Semanas después, reunió a la familia en el restaurante donde se habían refugiado de la tormenta. Con manos temblorosas, anunció:
—Decidí quedarme. Mi sueño cambió. Ahora mi sueño es esta familia.

Sacó un anillo y le pidió matrimonio a Mateo, quien, entre risas, sacó el suyo. Los niños brincaron de alegría.
—¿Eso quiere decir que vamos a tener perro? —preguntó Isabela.

—Sí a todo —respondió Camila.

La boda fue sencilla pero perfecta, en el parque del barrio. Las niñas lanzaron pétalos, Sebastián llevó los anillos y todos lloraron de felicidad. Camila y Mateo se prometieron construir juntos la familia más feliz del mundo.

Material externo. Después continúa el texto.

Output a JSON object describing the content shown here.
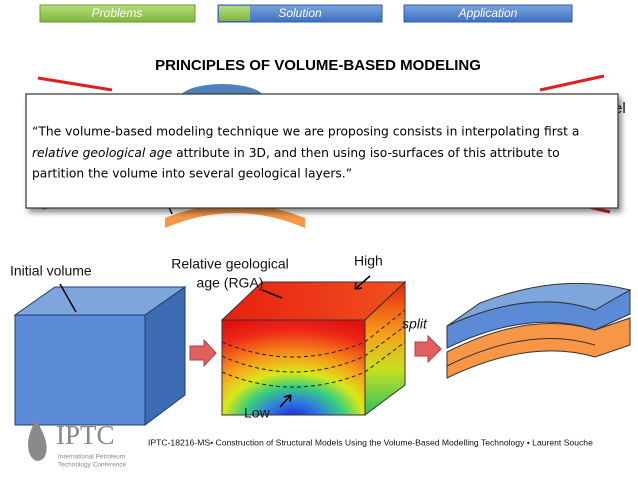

Los primeros meses de matrimonio fueron de ajustes. Se mudaron a una casa más grande sobre el taller de Mateo. Camila estudiaba medicina los sábados; Mateo se encargaba de los niños. El taller creció y la familia también. Un día, Camila le confesó a Mateo en la playa de Santa Marta:
—Vamos a tener un bebé.

El pequeño Miguel llegó meses después, llenando la casa de más risas y caos. Sebastián se volvió el hermano mayor perfecto, Isabela ayudaba en el taller y Sofía leía cuentos a Miguel.

Cinco años después, la familia vibraba con el bullicio de cuatro hijos y un gato callejero. Camila, a punto de graduarse de medicina, estudiaba mientras acariciaba su vientre: esperaban una niña, Laura.

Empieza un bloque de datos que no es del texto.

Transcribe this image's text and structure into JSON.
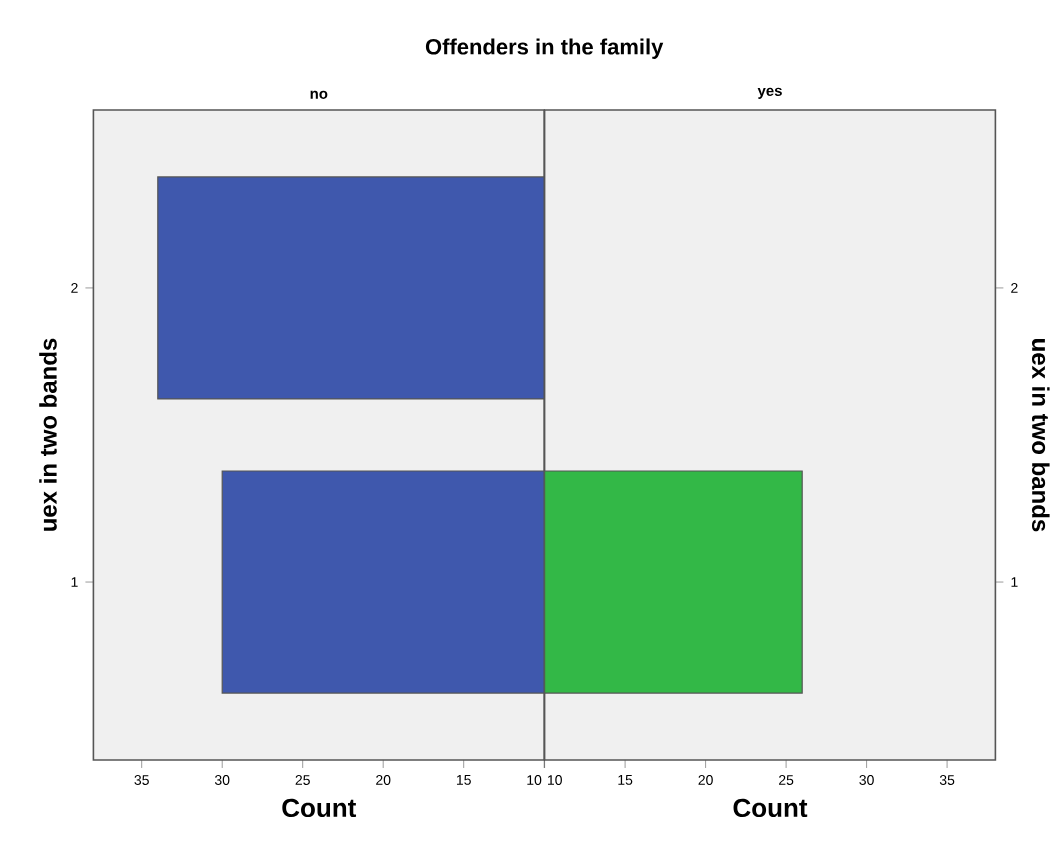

Una tarde de lluvia, Mateo le llevó un té mientras ella estudiaba.
—¿No te arrepientes de no haberte ido a Bogotá?
—Jamás.
—¿Tú te arrepientes de España?
—Para nada. Los sueños pueden esperar si tienes con quién compartirlos.

La familia planeaba un futuro juntos, tal vez un intercambio en Europa, tal vez solo más domingos de risas y desayunos largos.

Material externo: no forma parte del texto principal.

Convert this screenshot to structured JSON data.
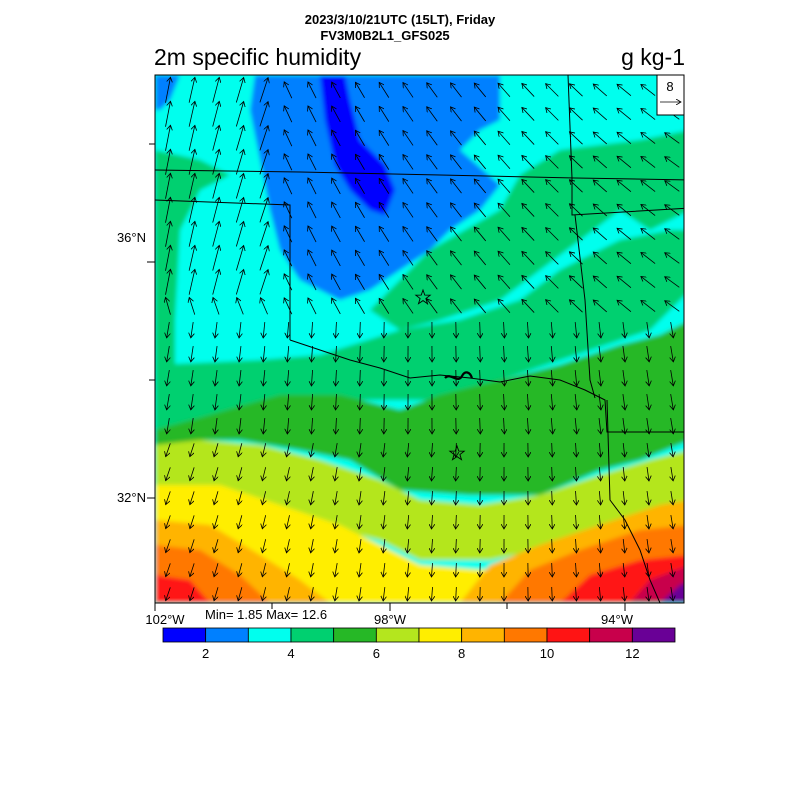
{
  "header": {
    "datetime": "2023/3/10/21UTC (15LT), Friday",
    "model": "FV3M0B2L1_GFS025"
  },
  "map": {
    "title": "2m specific humidity",
    "units": "g kg-1",
    "vector_reference": "8",
    "lat_labels": [
      "36°N",
      "32°N"
    ],
    "lon_labels": [
      "102°W",
      "98°W",
      "94°W"
    ],
    "stats": "Min= 1.85 Max= 12.6"
  },
  "colorbar": {
    "colors": [
      "#0000ff",
      "#0080ff",
      "#00ffee",
      "#00d070",
      "#26b826",
      "#b4e61e",
      "#ffee00",
      "#ffb400",
      "#ff7800",
      "#ff1414",
      "#c8004b",
      "#690096"
    ],
    "tick_labels": [
      "2",
      "4",
      "6",
      "8",
      "10",
      "12"
    ]
  }
}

Los domingos, la casa se llenaba de música, olor a pan y voces de niños. Camila y Mateo sabían que la vida no era perfecta, pero sí hermosa. Habían aprendido que el amor no es encontrar a alguien perfecto, sino decidir cada día quedarse, llueva o truene. Y que, a veces, la lluvia no viene a destruir, sino a llevarte justo donde tienes que estar.

Porque después de cada tormenta, sale el sol. Y las mejores historias de amor, como la suya, empiezan cuando menos te lo esperas.